24 January 2019 - 18:32 By ernest mabuza
CemAir has failed in its bid to overturn the South African Civil Aviation Authority's grounding of its planes.
CemAir has failed in its bid to overturn the South African Civil Aviation Authority's grounding of its planes.
Image: Facebook/CemAir (Pty) Ltd

The high court in Johannesburg has dismissed CemAir’s urgent application to overturn the South African Civil Aviation Authority’s decision earlier this month to stop its planes from taking off.

The aviation authority announced on Thursday that the order against CemAir, with costs, was passed by the court on Wednesday.

The SACAA suspended the airline’s air operator certificates on January 11 following its audit of CemAir between December 21 and 24 last year.
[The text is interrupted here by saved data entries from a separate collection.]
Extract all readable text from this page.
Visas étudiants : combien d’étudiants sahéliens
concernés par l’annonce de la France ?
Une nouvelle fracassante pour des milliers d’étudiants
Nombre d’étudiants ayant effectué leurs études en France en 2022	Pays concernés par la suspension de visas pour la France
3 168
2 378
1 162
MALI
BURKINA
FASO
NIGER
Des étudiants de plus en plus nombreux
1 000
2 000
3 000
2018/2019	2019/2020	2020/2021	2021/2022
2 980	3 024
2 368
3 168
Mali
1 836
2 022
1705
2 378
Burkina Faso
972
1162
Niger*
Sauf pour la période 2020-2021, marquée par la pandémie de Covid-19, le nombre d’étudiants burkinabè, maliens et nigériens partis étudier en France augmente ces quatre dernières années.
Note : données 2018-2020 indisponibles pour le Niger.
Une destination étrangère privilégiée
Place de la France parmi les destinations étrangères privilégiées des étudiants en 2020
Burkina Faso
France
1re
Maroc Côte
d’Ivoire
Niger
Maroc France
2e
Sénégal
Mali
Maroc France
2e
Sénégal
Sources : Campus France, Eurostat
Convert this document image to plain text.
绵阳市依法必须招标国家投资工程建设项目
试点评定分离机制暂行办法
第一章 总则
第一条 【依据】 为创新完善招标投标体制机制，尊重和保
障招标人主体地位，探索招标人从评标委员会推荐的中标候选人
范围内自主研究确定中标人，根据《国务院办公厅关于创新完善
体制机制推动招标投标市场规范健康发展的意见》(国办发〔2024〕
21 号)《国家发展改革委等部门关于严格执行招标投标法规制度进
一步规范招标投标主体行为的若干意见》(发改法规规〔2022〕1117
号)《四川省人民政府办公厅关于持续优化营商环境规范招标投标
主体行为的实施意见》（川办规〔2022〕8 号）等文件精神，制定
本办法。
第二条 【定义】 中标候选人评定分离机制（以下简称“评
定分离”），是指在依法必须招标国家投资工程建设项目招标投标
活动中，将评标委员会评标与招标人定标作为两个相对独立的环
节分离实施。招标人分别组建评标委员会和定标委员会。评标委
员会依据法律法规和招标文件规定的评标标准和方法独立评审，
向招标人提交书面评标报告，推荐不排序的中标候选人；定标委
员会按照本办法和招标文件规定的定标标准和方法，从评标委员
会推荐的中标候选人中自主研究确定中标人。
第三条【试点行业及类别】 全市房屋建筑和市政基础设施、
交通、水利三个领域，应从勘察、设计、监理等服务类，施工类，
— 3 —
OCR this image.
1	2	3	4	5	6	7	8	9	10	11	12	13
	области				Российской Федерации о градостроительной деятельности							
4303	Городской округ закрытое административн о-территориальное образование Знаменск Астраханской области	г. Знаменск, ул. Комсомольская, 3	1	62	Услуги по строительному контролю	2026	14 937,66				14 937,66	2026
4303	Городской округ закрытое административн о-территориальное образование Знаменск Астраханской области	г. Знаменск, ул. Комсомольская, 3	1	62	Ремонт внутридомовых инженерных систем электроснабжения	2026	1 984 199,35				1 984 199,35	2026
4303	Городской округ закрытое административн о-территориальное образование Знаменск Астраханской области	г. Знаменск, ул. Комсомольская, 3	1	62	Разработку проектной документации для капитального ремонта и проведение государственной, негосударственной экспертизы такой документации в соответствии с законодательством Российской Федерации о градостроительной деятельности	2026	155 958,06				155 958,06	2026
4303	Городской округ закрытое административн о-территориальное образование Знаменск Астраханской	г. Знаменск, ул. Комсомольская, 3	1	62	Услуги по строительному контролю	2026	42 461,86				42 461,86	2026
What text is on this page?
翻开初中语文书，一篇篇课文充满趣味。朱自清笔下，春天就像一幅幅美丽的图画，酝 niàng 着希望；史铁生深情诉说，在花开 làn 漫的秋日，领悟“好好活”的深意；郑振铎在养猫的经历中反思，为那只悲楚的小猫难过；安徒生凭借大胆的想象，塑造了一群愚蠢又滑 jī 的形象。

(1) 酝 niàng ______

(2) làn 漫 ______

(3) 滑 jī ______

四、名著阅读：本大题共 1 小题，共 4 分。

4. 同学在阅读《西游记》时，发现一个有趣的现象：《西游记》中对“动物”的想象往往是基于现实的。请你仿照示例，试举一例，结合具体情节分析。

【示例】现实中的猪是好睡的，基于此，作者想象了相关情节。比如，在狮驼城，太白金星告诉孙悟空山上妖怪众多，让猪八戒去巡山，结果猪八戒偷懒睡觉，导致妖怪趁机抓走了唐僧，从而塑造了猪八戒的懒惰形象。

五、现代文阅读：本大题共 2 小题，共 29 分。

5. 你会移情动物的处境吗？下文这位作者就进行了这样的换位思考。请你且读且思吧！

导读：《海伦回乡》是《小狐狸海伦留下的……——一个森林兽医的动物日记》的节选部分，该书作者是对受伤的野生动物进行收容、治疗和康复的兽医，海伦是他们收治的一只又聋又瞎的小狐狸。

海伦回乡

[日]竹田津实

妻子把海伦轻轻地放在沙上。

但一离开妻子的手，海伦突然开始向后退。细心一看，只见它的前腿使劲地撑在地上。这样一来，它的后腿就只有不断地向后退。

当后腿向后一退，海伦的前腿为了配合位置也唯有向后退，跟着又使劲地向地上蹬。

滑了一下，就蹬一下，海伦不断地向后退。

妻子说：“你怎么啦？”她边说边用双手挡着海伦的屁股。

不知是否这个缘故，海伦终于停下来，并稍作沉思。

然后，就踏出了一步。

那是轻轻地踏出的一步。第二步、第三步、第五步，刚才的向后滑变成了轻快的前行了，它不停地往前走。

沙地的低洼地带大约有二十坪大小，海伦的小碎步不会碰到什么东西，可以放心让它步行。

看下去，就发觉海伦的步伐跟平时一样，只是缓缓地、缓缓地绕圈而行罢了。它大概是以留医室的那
The suspension meant CemAir could not operate as an airline.

The suspension led Cemair to approach the court on an urgent basis to set aside the regulator’s suspension and grounding notice.

The aviation authority said on Thursday the court ruling meant that CemAir’s part 121 and 131 air operator certificates would remain suspended until such time that the airline had adequately addressed the safety concerns or findings uncovered by the SACAA during the recent renewal audit.

The aviation authority also said the court’s ruling paved the way for the SACAA audit team to demand the return of the certificate of airworthiness for the grounded aircraft.

It said the court’s decision also paved the way for the aviation authority to proceed with its intention to recommend to the director of  civil aviation that CemAir’s air operator certificates be revoked.

"The SACAA does not view the Johannesburg High Court’s decision as a victory for the Regulator, but more as a confirmation that the safety of the people will always take precedence when decisions of aviation safety and security are made," the regulator said in a statement.

The regulator said while it respected the rights of operators to ask the courts to review its decisions, it was also of the view that the time spent going to court could be used gainfully by operators to engage genuinely with the operators to ensure compliance with the prescribed civil aviation regulations.

The SACAA however said it was willing and readily available to assist CemAir to comply with the requisite civil aviation prescripts.